I took the kids around in the family and friends backyards and the empty lots picking fresh mulberries. It’s really a fun way to spend a summer afternoon and makes for a great first experience in foraging for the children. They enjoyed it and I plan on buying a few local foraging guides and see what else we can dig up.
Make your own mulberry syrup
If you’re in Michigan like us you are bound to find some running around that you can gather this time of year. Drag the kids out and go mulberry picking. Then give this recipe a try. It’s really simple. I miss our fallish syrups like the Apple Cider Syrup so this was a fun addition.
What you need to make mulberry syrup
- 2 cups mulberries
- 1 cup water
- 2 cups sugar
- 1 tablespoon vanilla extract (optional)
How to make mulberry syrup
- Place mulberries, vanilla, and water into a medium saucepan. Bring to a boil then let simmer for 10 minutes.

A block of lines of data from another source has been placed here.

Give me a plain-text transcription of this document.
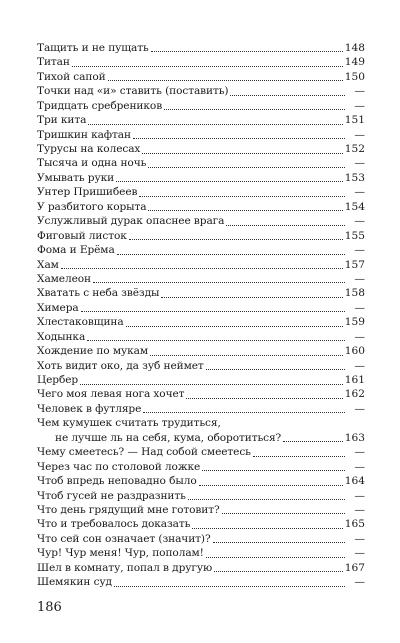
Тащить и не пущать	148
Титан	149
Тихой сапой	150
Точки над «и» ставить (поставить)	—
Тридцать сребреников	—
Три кита	151
Тришкин кафтан	—
Турусы на колесах	152
Тысяча и одна ночь	—
Умывать руки	153
Унтер Пришибеев	—
У разбитого корыта	154
Услужливый дурак опаснее врага	—
Фиговый листок	155
Фома и Ерёма	—
Хам	157
Хамелеон	—
Хватать с неба звёзды	158
Химера	—
Хлестаковщина	159
Ходынка	—
Хождение по мукам	160
Хоть видит око, да зуб неймет	—
Цербер	161
Чего моя левая нога хочет	162
Человек в футляре	—
Чем кумушек считать трудиться,
не лучше ль на себя, кума, оборотиться?	163
Чему смеетесь? — Над собой смеетесь	—
Через час по столовой ложке	—
Чтоб впредь неповадно было	164
Чтоб гусей не раздразнить	—
Что день грядущий мне готовит?	—
Что и требовалось доказать	165
Что сей сон означает (значит)?	—
Чур! Чур меня! Чур, пополам!	—
Шел в комнату, попал в другую	167
Шемякин суд	—
186
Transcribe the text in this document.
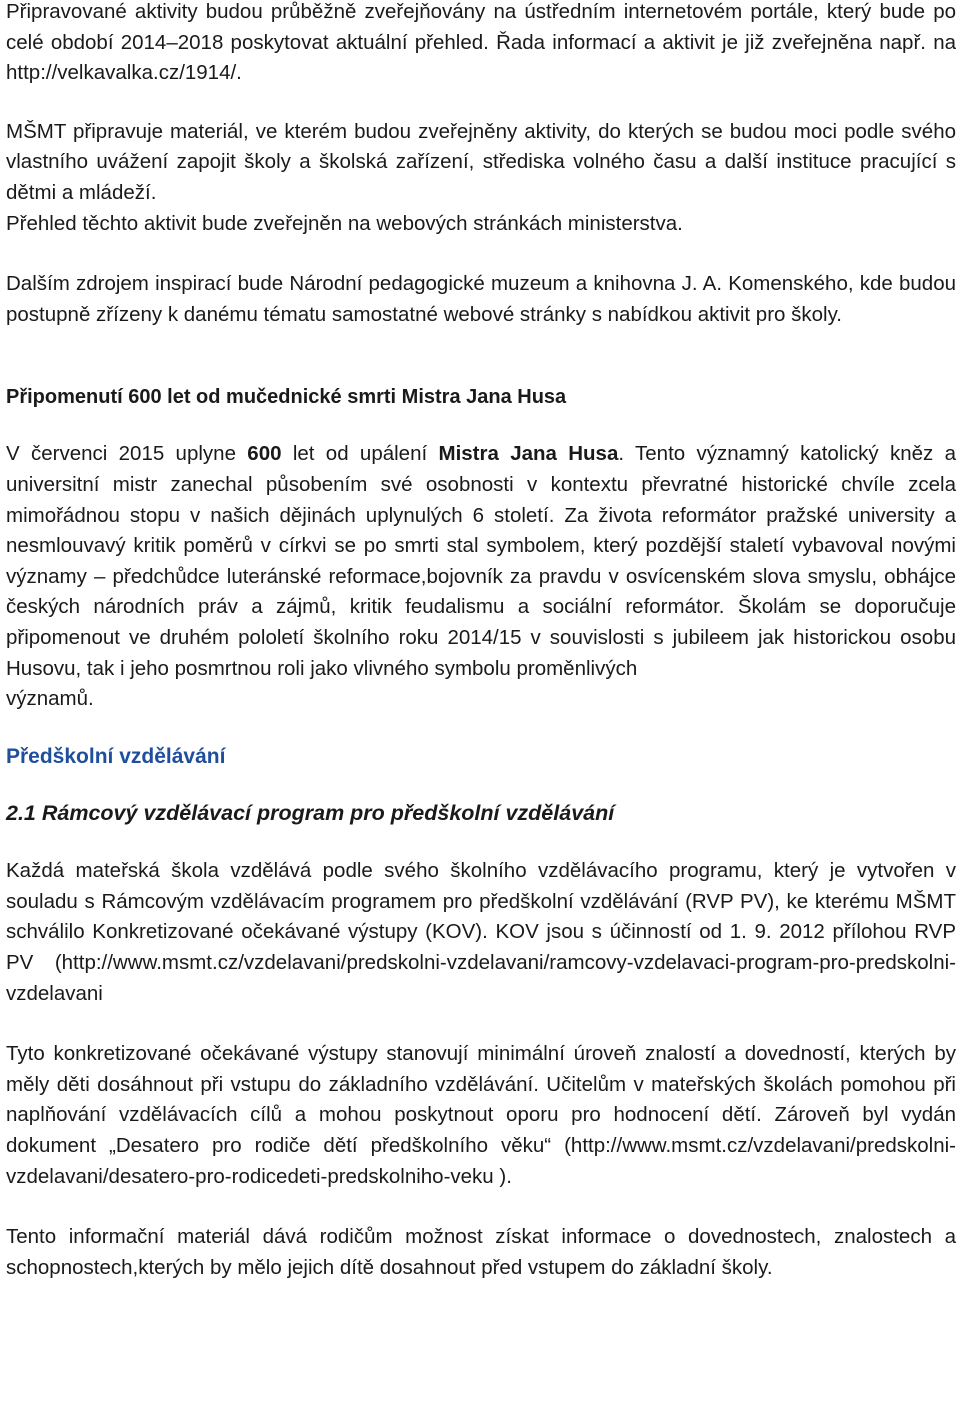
Připravované aktivity budou průběžně zveřejňovány na ústředním internetovém portále, který bude po celé období 2014–2018 poskytovat aktuální přehled. Řada informací a aktivit je již zveřejněna např. na http://velkavalka.cz/1914/.

MŠMT připravuje materiál, ve kterém budou zveřejněny aktivity, do kterých se budou moci podle svého vlastního uvážení zapojit školy a školská zařízení, střediska volného času a další instituce pracující s dětmi a mládeží.

Přehled těchto aktivit bude zveřejněn na webových stránkách ministerstva.

Dalším zdrojem inspirací bude Národní pedagogické muzeum a knihovna J. A. Komenského, kde budou postupně zřízeny k danému tématu samostatné webové stránky s nabídkou aktivit pro školy.

Připomenutí 600 let od mučednické smrti Mistra Jana Husa

V červenci 2015 uplyne 600 let od upálení Mistra Jana Husa. Tento významný katolický kněz a universitní mistr zanechal působením své osobnosti v kontextu převratné historické chvíle zcela mimořádnou stopu v našich dějinách uplynulých 6 století. Za života reformátor pražské university a nesmlouvavý kritik poměrů v církvi se po smrti stal symbolem, který pozdější staletí vybavoval novými významy – předchůdce luteránské reformace,bojovník za pravdu v osvícenském slova smyslu, obhájce českých národních práv a zájmů, kritik feudalismu a sociální reformátor. Školám se doporučuje připomenout ve druhém pololetí školního roku 2014/15 v souvislosti s jubileem jak historickou osobu Husovu, tak i jeho posmrtnou roli jako vlivného symbolu proměnlivých

významů.

Předškolní vzdělávání

2.1 Rámcový vzdělávací program pro předškolní vzdělávání

Každá mateřská škola vzdělává podle svého školního vzdělávacího programu, který je vytvořen v souladu s Rámcovým vzdělávacím programem pro předškolní vzdělávání (RVP PV), ke kterému MŠMT schválilo Konkretizované očekávané výstupy (KOV). KOV jsou s účinností od 1. 9. 2012 přílohou RVP PV (http://www.msmt.cz/vzdelavani/predskolni-vzdelavani/ramcovy-vzdelavaci-program-pro-predskolni-vzdelavani

Tyto konkretizované očekávané výstupy stanovují minimální úroveň znalostí a dovedností, kterých by měly děti dosáhnout při vstupu do základního vzdělávání. Učitelům v mateřských školách pomohou při naplňování vzdělávacích cílů a mohou poskytnout oporu pro hodnocení dětí. Zároveň byl vydán dokument „Desatero pro rodiče dětí předškolního věku“ (http://www.msmt.cz/vzdelavani/predskolni-vzdelavani/desatero-pro-rodicedeti-predskolniho-veku ).

Tento informační materiál dává rodičům možnost získat informace o dovednostech, znalostech a schopnostech,kterých by mělo jejich dítě dosahnout před vstupem do základní školy.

- Strain mulberries into a 2nd pan or large glass bowl. Some seeds will get through but not many.
- Add sugar and simmer on medium heat until thickened (about ten minutes)
- Chill and store in an airtight container in the fridge for up to two weeks.
This is great for topping yogurt, cheesecake, and your favorite breakfast dishes. These would make a great base for flavoring homemade freezer pops this summer.
When does the vanilla extract come into the picture?
It is an optional flavoring you can add as some find mulberries to be a bit bland.
I think the question was, at what point in the recipe would one add the optional vanilla extract? 🙂
Great question. This addded ingrednet can be added at any time. I prefer to taste test to decide if I want to add it as some
batches of mulbrries are so much more flavorful than others.
Is this able to be canned for future use?
Do you pick off all the green stems before cooking? Or will they strain out? What type of strainer do you recommend?